In other words, we can recover a non-closed formula for this quite easily:

$f(n)=\sum\limits_{i=1}^n 6i^2+2i+ c$. (where $c$ is a constant so that the formula holds for $f(1)$, in this case $c=0$, since $f(1)=6(1)^2+2(1)$ )

We can rewrite this as:

$f(n)=6\sum\limits_{i=1}^n i^2+2\sum\limits_{i=1}^n i=6\frac{n(n+1)(2n+1)}{6}+2\frac{n(n+1)}{2}=n(n+1)(2n+2)=2n(n +1)^2$.
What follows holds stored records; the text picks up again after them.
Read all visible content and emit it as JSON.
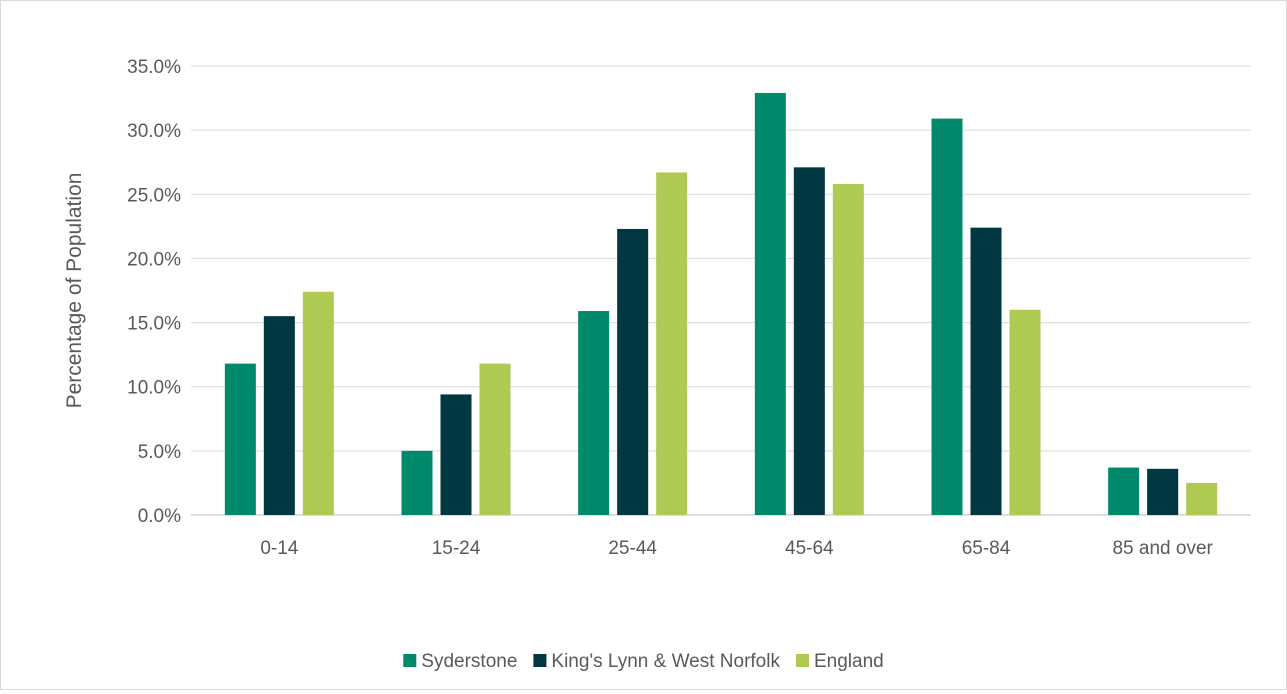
{
  "chart_data": {
    "type": "bar",
    "title": "",
    "xlabel": "",
    "ylabel": "Percentage of Population",
    "categories": [
      "0-14",
      "15-24",
      "25-44",
      "45-64",
      "65-84",
      "85 and over"
    ],
    "ylim": [
      0,
      35
    ],
    "y_ticks": [
      "0.0%",
      "5.0%",
      "10.0%",
      "15.0%",
      "20.0%",
      "25.0%",
      "30.0%",
      "35.0%"
    ],
    "grid": true,
    "legend_position": "bottom",
    "series": [
      {
        "name": "Syderstone",
        "color": "#00896a",
        "values": [
          11.8,
          5.0,
          15.9,
          32.9,
          30.9,
          3.7
        ]
      },
      {
        "name": "King's Lynn & West Norfolk",
        "color": "#003741",
        "values": [
          15.5,
          9.4,
          22.3,
          27.1,
          22.4,
          3.6
        ]
      },
      {
        "name": "England",
        "color": "#afca53",
        "values": [
          17.4,
          11.8,
          26.7,
          25.8,
          16.0,
          2.5
        ]
      }
    ]
  }
}
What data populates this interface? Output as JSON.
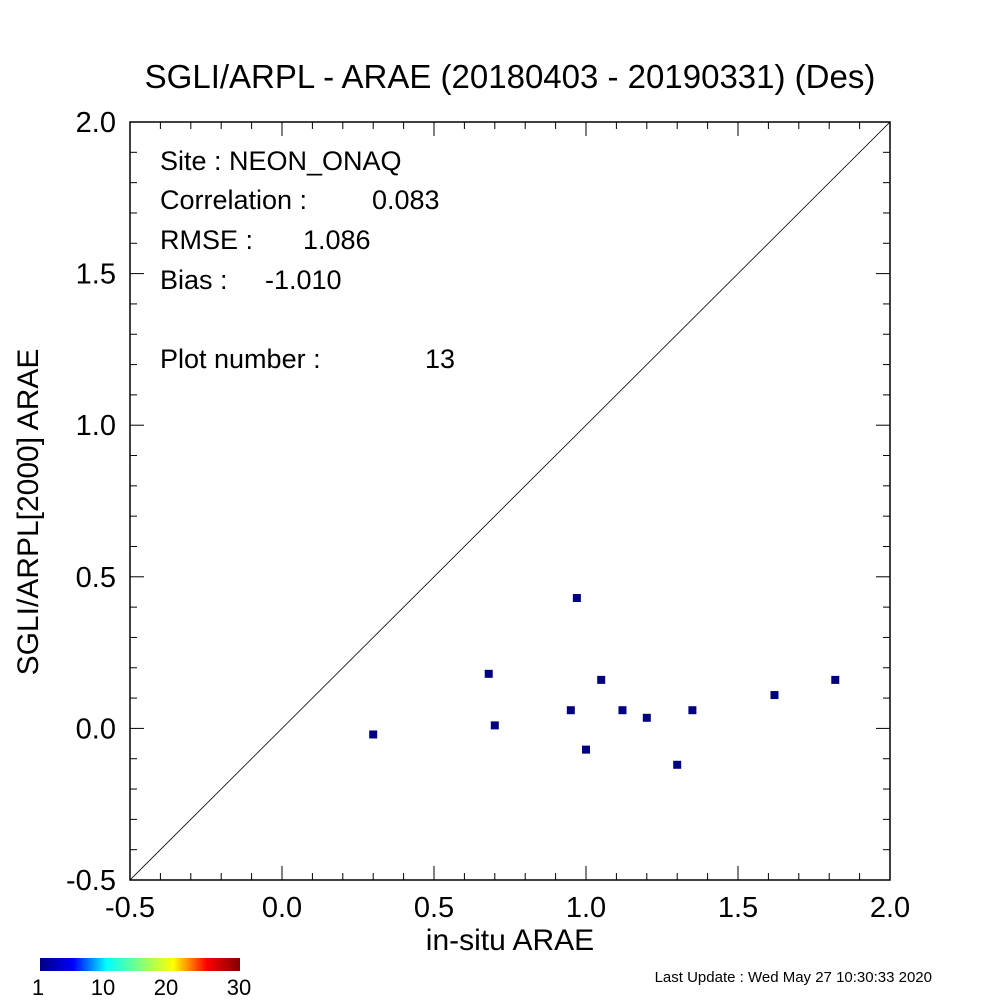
{
  "chart_data": {
    "type": "scatter",
    "title": "SGLI/ARPL - ARAE (20180403 - 20190331) (Des)",
    "xlabel": "in-situ ARAE",
    "ylabel": "SGLI/ARPL[2000]    ARAE",
    "xlim": [
      -0.5,
      2.0
    ],
    "ylim": [
      -0.5,
      2.0
    ],
    "xticks": [
      "-0.5",
      "0.0",
      "0.5",
      "1.0",
      "1.5",
      "2.0"
    ],
    "yticks": [
      "-0.5",
      "0.0",
      "0.5",
      "1.0",
      "1.5",
      "2.0"
    ],
    "reference_line": "1:1",
    "marker_color": "#00007f",
    "points": [
      {
        "x": 0.3,
        "y": -0.02
      },
      {
        "x": 0.68,
        "y": 0.18
      },
      {
        "x": 0.7,
        "y": 0.01
      },
      {
        "x": 0.95,
        "y": 0.06
      },
      {
        "x": 0.97,
        "y": 0.43
      },
      {
        "x": 1.0,
        "y": -0.07
      },
      {
        "x": 1.05,
        "y": 0.16
      },
      {
        "x": 1.12,
        "y": 0.06
      },
      {
        "x": 1.2,
        "y": 0.035
      },
      {
        "x": 1.3,
        "y": -0.12
      },
      {
        "x": 1.35,
        "y": 0.06
      },
      {
        "x": 1.62,
        "y": 0.11
      },
      {
        "x": 1.82,
        "y": 0.16
      }
    ],
    "stats": {
      "site": "Site : NEON_ONAQ",
      "correlation_label": "Correlation :",
      "correlation_value": "0.083",
      "rmse_label": "RMSE :",
      "rmse_value": "1.086",
      "bias_label": "Bias :",
      "bias_value": "-1.010",
      "plot_number_label": "Plot number :",
      "plot_number_value": "13"
    },
    "colorbar": {
      "ticks": [
        "1",
        "10",
        "20",
        "30"
      ],
      "colors": [
        "#00007f",
        "#0000ff",
        "#00ffff",
        "#7fff7f",
        "#ffff00",
        "#ff0000",
        "#7f0000"
      ]
    }
  },
  "footer": {
    "last_update": "Last Update : Wed May 27 10:30:33 2020"
  }
}
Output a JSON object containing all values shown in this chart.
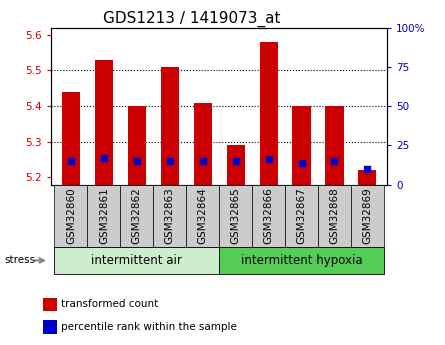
{
  "title": "GDS1213 / 1419073_at",
  "samples": [
    "GSM32860",
    "GSM32861",
    "GSM32862",
    "GSM32863",
    "GSM32864",
    "GSM32865",
    "GSM32866",
    "GSM32867",
    "GSM32868",
    "GSM32869"
  ],
  "transformed_count": [
    5.44,
    5.53,
    5.4,
    5.51,
    5.41,
    5.29,
    5.58,
    5.4,
    5.4,
    5.22
  ],
  "percentile_rank": [
    15,
    17,
    15,
    15,
    15,
    15,
    16,
    14,
    15,
    10
  ],
  "ylim_left": [
    5.18,
    5.62
  ],
  "ylim_right": [
    0,
    100
  ],
  "yticks_left": [
    5.2,
    5.3,
    5.4,
    5.5,
    5.6
  ],
  "yticks_right": [
    0,
    25,
    50,
    75,
    100
  ],
  "bar_color_red": "#cc0000",
  "bar_color_blue": "#0000cc",
  "bar_bottom": 5.18,
  "group1_label": "intermittent air",
  "group2_label": "intermittent hypoxia",
  "group1_color": "#cceecc",
  "group2_color": "#55cc55",
  "stress_label": "stress",
  "legend1": "transformed count",
  "legend2": "percentile rank within the sample",
  "tick_label_bg": "#cccccc",
  "title_fontsize": 11,
  "tick_fontsize": 7.5,
  "group_fontsize": 8.5
}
Note that I used the formula for the sum of consecutive squares and the formula for the sum of an arithmetic series.

Answer 3

$a_n=6n^2+2n+a_{n−1}$

$=6n^2+2n+6(n−1)^2+2(n−1)+a_{n−2} $

$=6n^2+2n+6(n−1)^2+2(n−1)+6(n−2)^2+2(n−2)+......+a_1$

$=6n^2+2n+6(n−1)^2+2(n−1)+6(n−2)^2+2(n−2)+......+6.1^2+2.1$

$=6(n^2+(n−1)^2+...+2^2+1^2)+2(n+(n−1)+...+2+1)$

$=6\times \frac{n(n+1)(2n+1)}{6}+2\times \frac{n(n+1)}{2} $

$=n(n+1)(2n+1+1)$

$a_n=2n(n+1)^2$

for $n=99$, $a_{99}=2×99×(99+1)^2=198\times 10^4$. Hope it helps.